The AGENTS.md describe how to interact with AWS to set up the resources required to get this working, and recommendations for datastores to keep it cheap. Like sqlite mounted to gp3 storage.
And for these applications to send messages, it requires some configuration like twilio/sendgrid logins, etc but I have a worker which these ‘microservices’ can dispatch tasks too.
(As an aside: It looks like we moved from microservices to monoliths and are now moving back to microservices. I need to write a followup to my “project structure opinions” article)
This structure has worked well for a project in use by others already, and as I pare it down to this “generic application / specific application” distinction it’s getting faster and faster to deploy apps.

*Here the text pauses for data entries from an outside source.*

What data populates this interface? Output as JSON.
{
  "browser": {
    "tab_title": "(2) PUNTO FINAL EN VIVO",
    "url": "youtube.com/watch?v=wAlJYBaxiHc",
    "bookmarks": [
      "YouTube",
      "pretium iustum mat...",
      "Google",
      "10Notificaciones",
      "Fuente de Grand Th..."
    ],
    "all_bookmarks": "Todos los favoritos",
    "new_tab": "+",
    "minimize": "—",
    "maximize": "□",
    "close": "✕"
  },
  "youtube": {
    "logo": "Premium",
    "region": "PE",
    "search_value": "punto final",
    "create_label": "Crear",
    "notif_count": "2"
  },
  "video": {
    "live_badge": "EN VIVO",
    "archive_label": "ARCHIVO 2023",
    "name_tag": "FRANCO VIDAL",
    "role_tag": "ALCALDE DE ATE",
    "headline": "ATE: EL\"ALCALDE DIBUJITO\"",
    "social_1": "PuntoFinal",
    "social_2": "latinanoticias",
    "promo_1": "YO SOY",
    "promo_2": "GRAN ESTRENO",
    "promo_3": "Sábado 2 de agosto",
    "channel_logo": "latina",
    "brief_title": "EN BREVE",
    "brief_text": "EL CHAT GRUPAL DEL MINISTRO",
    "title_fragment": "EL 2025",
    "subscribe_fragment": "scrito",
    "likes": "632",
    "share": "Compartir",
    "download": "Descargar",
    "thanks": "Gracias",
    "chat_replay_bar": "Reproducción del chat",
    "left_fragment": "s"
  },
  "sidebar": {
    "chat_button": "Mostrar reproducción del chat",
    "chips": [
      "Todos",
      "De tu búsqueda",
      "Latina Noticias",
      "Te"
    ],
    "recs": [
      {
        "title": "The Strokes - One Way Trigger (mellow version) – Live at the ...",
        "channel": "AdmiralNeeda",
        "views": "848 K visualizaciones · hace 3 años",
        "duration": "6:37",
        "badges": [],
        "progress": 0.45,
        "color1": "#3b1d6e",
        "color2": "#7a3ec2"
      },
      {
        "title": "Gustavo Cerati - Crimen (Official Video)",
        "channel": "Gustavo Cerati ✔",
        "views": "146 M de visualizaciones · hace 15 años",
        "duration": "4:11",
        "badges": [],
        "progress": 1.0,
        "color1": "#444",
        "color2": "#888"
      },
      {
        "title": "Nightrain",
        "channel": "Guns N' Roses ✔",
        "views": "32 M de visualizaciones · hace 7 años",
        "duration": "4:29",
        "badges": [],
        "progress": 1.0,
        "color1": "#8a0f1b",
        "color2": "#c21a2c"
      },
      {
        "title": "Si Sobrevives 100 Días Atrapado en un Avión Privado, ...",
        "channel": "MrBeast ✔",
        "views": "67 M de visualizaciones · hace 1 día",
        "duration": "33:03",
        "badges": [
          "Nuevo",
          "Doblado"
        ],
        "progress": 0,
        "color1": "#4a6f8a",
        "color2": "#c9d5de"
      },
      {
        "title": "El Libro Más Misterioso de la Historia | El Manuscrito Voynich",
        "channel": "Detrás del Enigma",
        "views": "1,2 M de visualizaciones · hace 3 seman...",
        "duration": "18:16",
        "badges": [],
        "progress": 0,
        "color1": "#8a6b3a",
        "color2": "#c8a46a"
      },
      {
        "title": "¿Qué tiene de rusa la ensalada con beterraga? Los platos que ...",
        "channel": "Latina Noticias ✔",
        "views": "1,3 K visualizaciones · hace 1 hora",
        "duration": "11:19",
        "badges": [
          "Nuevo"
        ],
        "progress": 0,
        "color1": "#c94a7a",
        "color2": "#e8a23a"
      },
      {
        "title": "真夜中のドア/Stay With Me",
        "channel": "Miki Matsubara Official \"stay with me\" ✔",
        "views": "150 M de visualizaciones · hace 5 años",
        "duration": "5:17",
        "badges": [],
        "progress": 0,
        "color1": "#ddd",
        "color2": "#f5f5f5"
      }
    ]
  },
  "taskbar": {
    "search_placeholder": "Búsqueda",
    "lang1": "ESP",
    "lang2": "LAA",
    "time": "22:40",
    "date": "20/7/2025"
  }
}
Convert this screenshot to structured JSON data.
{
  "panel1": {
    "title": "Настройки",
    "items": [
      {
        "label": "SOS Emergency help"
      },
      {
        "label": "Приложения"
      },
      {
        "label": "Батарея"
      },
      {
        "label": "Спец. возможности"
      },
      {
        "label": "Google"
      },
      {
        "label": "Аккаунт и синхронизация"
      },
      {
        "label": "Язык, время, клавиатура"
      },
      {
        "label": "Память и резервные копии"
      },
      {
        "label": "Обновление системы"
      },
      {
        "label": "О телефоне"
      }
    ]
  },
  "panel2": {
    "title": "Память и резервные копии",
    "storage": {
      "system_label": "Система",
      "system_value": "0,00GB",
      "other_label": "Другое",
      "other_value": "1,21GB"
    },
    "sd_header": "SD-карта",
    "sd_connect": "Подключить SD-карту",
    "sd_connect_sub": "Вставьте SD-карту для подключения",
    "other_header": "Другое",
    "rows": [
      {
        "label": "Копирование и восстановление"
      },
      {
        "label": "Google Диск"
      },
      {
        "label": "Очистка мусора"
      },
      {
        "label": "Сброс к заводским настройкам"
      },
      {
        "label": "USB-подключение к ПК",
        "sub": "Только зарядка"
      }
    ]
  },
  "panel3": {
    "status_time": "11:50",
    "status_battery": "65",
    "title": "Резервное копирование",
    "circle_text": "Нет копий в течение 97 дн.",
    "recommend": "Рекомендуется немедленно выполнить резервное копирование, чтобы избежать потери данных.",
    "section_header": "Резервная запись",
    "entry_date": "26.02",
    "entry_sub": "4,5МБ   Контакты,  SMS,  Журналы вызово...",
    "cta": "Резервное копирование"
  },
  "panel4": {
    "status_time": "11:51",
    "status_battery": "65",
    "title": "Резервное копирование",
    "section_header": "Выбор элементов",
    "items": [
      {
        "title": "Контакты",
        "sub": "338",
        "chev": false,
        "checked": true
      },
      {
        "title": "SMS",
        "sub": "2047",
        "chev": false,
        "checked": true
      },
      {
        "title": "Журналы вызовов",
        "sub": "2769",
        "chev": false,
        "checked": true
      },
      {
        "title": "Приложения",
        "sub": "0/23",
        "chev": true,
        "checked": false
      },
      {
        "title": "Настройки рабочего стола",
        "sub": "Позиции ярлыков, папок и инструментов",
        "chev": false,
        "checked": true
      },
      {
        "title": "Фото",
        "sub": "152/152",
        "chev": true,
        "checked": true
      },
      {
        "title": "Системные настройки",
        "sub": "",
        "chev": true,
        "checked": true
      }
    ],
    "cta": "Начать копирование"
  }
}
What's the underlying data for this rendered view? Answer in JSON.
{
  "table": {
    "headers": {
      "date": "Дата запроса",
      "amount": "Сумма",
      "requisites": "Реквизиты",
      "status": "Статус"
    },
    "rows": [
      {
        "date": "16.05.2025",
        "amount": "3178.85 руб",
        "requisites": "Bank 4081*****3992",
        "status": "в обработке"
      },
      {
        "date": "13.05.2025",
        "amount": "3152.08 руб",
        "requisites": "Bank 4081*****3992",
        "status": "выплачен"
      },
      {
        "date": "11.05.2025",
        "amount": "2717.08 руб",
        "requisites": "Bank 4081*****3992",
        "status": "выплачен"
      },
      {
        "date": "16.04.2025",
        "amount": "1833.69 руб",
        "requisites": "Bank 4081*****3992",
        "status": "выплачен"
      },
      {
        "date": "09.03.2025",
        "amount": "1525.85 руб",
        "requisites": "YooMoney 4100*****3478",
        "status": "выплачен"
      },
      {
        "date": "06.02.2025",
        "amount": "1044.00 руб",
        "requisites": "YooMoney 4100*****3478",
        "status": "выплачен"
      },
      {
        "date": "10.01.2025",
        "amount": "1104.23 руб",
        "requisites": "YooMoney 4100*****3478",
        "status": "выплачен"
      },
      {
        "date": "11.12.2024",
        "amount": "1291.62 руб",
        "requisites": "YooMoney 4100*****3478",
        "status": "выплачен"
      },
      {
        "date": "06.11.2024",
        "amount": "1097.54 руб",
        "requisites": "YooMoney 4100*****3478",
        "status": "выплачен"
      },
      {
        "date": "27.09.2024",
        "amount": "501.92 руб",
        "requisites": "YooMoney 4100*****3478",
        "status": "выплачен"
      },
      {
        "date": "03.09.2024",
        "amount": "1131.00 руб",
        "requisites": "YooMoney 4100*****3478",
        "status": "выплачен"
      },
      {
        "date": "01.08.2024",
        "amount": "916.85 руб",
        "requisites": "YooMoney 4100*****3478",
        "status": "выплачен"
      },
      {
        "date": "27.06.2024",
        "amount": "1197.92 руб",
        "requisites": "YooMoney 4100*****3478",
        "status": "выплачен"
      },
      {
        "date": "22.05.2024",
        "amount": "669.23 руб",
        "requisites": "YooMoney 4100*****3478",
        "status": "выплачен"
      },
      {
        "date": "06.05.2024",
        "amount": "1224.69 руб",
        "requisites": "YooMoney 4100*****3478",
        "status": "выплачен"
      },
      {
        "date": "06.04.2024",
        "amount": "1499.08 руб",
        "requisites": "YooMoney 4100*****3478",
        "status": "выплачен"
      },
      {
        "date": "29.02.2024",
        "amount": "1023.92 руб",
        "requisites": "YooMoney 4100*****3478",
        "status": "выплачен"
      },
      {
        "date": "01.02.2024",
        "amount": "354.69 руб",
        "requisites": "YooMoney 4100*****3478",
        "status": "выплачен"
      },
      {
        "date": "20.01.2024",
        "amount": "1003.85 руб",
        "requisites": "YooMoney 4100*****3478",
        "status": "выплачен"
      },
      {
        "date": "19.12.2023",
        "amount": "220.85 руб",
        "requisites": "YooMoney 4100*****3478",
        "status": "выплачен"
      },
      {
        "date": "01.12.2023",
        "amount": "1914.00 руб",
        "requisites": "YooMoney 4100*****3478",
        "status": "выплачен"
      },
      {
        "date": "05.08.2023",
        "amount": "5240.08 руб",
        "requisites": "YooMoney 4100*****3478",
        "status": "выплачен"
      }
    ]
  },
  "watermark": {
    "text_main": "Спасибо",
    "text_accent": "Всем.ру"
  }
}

The goal is to eventually be able to just prompt something to a subdomain, and give the llm some basic tools and libraries to accomplish tasks that would otherwise require external service integrations.
IoT with AI I recently installed a home assistant setup in my home. The classic usecase for llms is a ‘jarvis’-style interface where I can tell it to turn off the lights and it turns off the lights.
But more interesting to me is if I can get it to generate code which reads and interacts with the home assistant platform. For example, asking it to turn off the lights at sunset on every weekday, or to let me know when a package gets here by enabling some image recognition task on the front porch camera; texting me when it sees a box.
I’ve had enough fun playing with pure software, and am ready to expand into the world of hardware which interacts with the world we live and breath in.
Sandboxing An experiment I am trying is allowing a tightly-scoped part of the codebase be a little fuzzy, allowing for pydantic classes to be generated in a sandbox.
As enough data comes in from a stream, it could determine what the structure of the data is and codify a pydantic class, assuming it won’t change in the future.
Another aspect is having some backend code which exposes a library to a frontend, so users can ask natural language questions and have the system generate code to be run in a sandbox to return results to the user.
Cloudflare is already offering a sandbox product and I won’t be surprised when this is the next buzzword being thrown around on the business side of tech.
Advantages of Fast LLMs I’ve been experimenting with models that are optimized for speed like Mercury. They aren’t very robust, but I believe we will have faster and faster models like how we transcended slow internet modems.
Working on Ambitious Projects There are some repos I’ve been iterating on that are a lot of work and technically complex. With LLMs, I hope I can put more cycles into these projects.
Conclusion
Not much else to say. I’m excited about this, and if my usage of AI and increased productivity is any indication, I’ll continue to work with code, writing or prompting, for the coming years.